Speaker Deck

Application Resilience Engineering & Operations at Netflix

by Ben Christensen

Published June 19, 2013 in Programming

Presented at Velocity 2013 Santa Clara http://velocityconf.com/velocity2013/public/schedule/detail/28267

Distributed applications are complex systems full of latent failures (bugs), latency and ever changing behavior in the relationships between components. Systems easily “drift” from a state of resilience and failure can emerge from component relationships. Thus, applications (as components of a complex system) must be resilient to latency and failure on all of its system relationships and not rely upon infrastructure alone to implement this resilience.

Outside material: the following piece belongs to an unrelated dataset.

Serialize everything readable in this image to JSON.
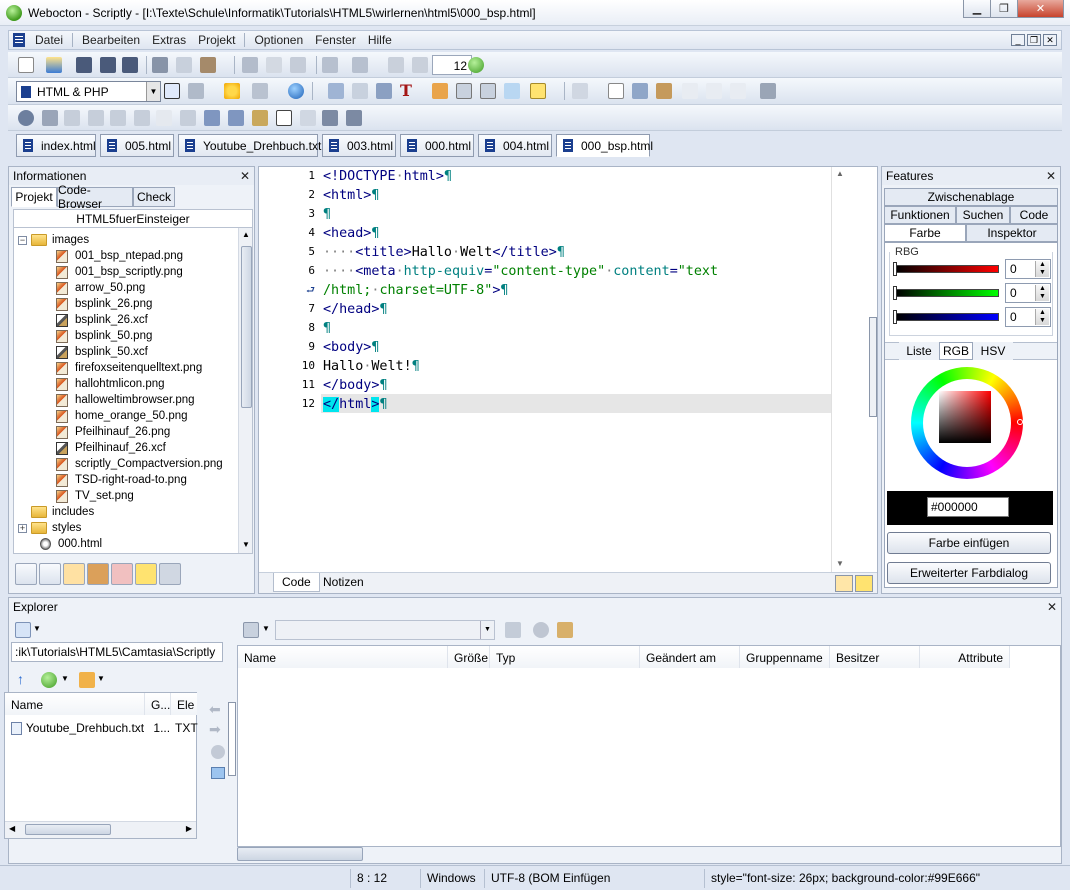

Common resilience patterns used by Netflix in production will be shared including:

- Bulkhead isolation using threads and semaphores
- Circuit breaker
- Fail Fast
- Fail Silent
- Static Fallback
- Stubbed Fallback
- Fallback via Network Cache

With these common patterns we can achieve resilience to system relationships failing, but systems are complex and always changing so operating and maintaining a resilient system includes finding weaknesses and managing drift. Operating such systems at Netflix with resilience patterns over the past 18 months has shown that implementing them in code is only half the battle – knowing how to deploy, configure, operate and maintain resilience is a different set of knowledge.